Tchernobyl est toujours l'objet de polémiques
     Cette thèse, la Criirad la défend depuis de nombreuses années. En 2001, elle publiait un atlas des contaminations radioactives. Sur la base de plus de 3.000 mesures réalisées aux quatre coins du pays, cet ouvrage met en évidence une contamination accrue pour tout l'est du pays. Si, selon Roland Desbordes, ces résultats n'ont jamais pu être rigoureusement démentis, la polémique sur la contamination en France du nuage de Tchernobyl n'a, elle, jamais vraiment cessé. Et le récent rapport des professeurs Genty et Mouthon ne devrait pas manquer de mettre à nouveau en ébullition la communauté scientifique. Contacté, l'Institut de radioprotection et de sûreté nucléaire (IRSN), l'autorité qui a succédé au SCPRI, se refuse pour l'instant à tout commentaire, arguant ne pas être en possession d'un document lié à une instruction judiciaire en cours. Reste que depuis un an, plusieurs publications parues sous l'égide de l'Académie de médecine et de l'Académie des Sciences viennent apporter leur soutien aux anciens responsables du SCPRI. La Criirad y voit là une volonté de désinformer.

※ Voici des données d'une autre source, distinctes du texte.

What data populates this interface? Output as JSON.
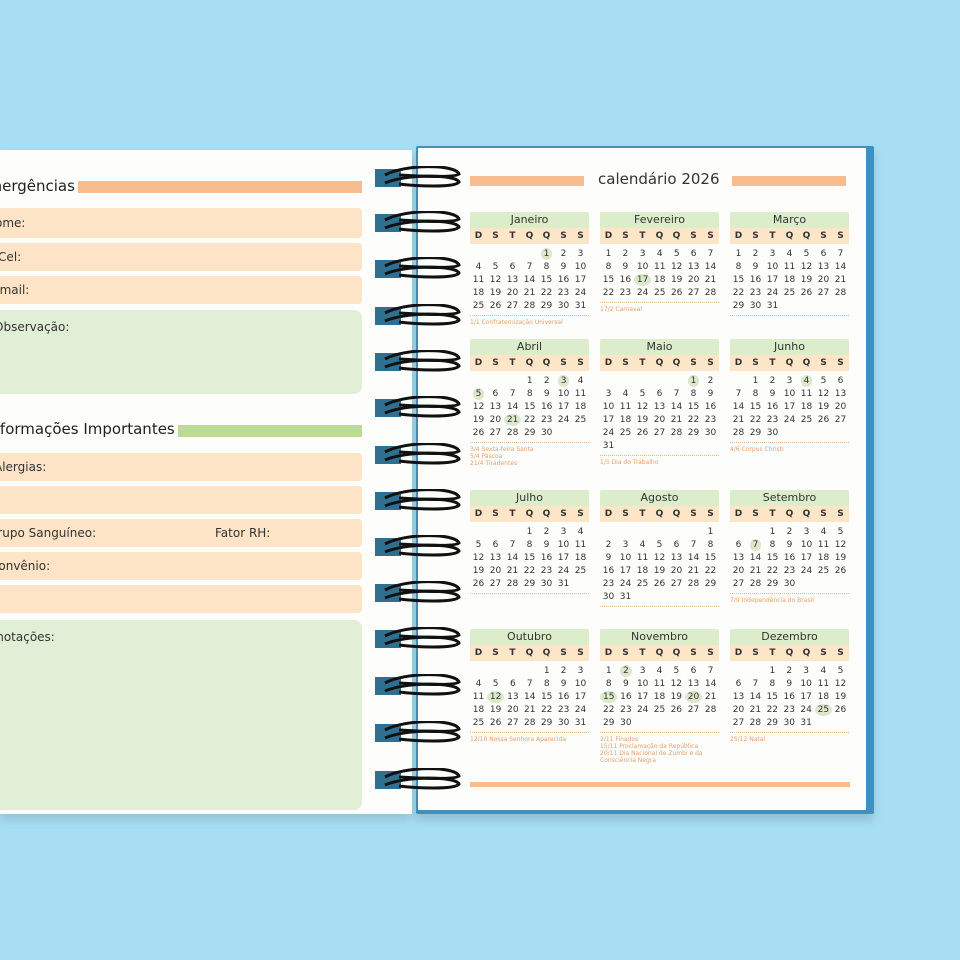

«Les professeurs Genty et Mouthon eux-mêmes ont exprimé une certaine curiosité devant la multiplication de ces publications au fur et à mesure que leurs recherches avançaient. La France, regrette Roland Desbordes, est malheureusement le seul pays où l'on doit encore se battre pour que la vérité sur Tchernobyl éclate
     Au sein d'une nation dont le nucléaire constitue l'une des premières sources d'énergie, l'action de la justice est donc particulièrement scrutée. Alors que des premières mises en examen pourraient intervenir très rapidement, la justice devra confirmer s'il y a eu négligence des autorités de l'Etat, ou pis, une volonté délibérée d'avoir voulu minimiser l'impact de Tchernobyl sur le sol français.
     Même si elle avance, la procédure s'annonce encore longue pour les victimes présumées. Car l'instruction devra établir un lien de causalité entre les retombées du nuage et les cancers et maladies constatés. Cet aspect du dossier demeure sans doute le plus complexe. Des expertises complémentaires devraient être demandées. Mais on peut d'ores et déjà supposer que les personnes mises en cause contesteront ce lien.

Entrefilet
     Sandrine Barcelo, elle, attend qu'on vienne lui prouver que son cancer n'est pas dû à Tchernobyl. Le 26 avril 1986, le jour où le réacteur de la centrale ukrainienne a explosé, elle avait 16 ans. Elle vivait alors à Chambéry, en Savoie. «Je me souviens, on en parlait à l'école, et puis il y avait eu cette fameuse carte météorologique nous indiquant que le nuage n'avait pas franchi la frontière. On a été stupide de ne pas se méfier...» Ce n'est que quinze ans plus tard que Sandrine Barcelo a commencé à s'interroger. En 2001, elle apprend qu'elle est atteinte d'un cancer de la tyroïde. «C'était la première fois que j'entendais parler de cette maladie. Ce qui me surprenait c'est que cette pathologie demeure assez héréditaire, et qu'elle n'avait touché personne dans ma famille. On m'a traitée à l'iode radioactive, manière de soigner le mal par le mal... Et puis le médecin qui me suivait m'a dit qu'il s'agissait d'un cancer radio induit. Cet ensemble de facteurs m'a conduite à faire le lien avec Tchernobyl.» Si ma vie a fini par reprendre son cours, la maladie, elle, est toujours présente. Rarement mortel, le cancer de la tyroïde impose une ablation et un traitement permanent. De la justice, Sandrine Barcelo attend qu'elle contraigne l'Etat français à reconnaître ses torts. Comme d'autres, elle s'interroge sur l'absence de mesures de prévention à l'époque de la catastrophe. Dans d'autres pays européens, des distributions d'iode avaient été organisées auprès des populations, accompagnées de l'interdiction de consommer du lait, des légumes et des fruits frais. En France, rien de tout cela. «Si cela devait se reproduire aujourd'hui, explique Sandrine Barcelo, je crains malheureusement que les autorités n'agissent de la même façon

[1] Le becquerel est l'unité légale de mesure internationale utilisée en radioactivité. Un échantillon radioactif se caractérise par son activité, qui est le nombre de désintégrations de noyaux radioactifs par seconde qui se produisent en son sein. Le becquerel se définit comme le nombre de désintégrations radioactives par seconde au sein d'une certaine quantité de matière.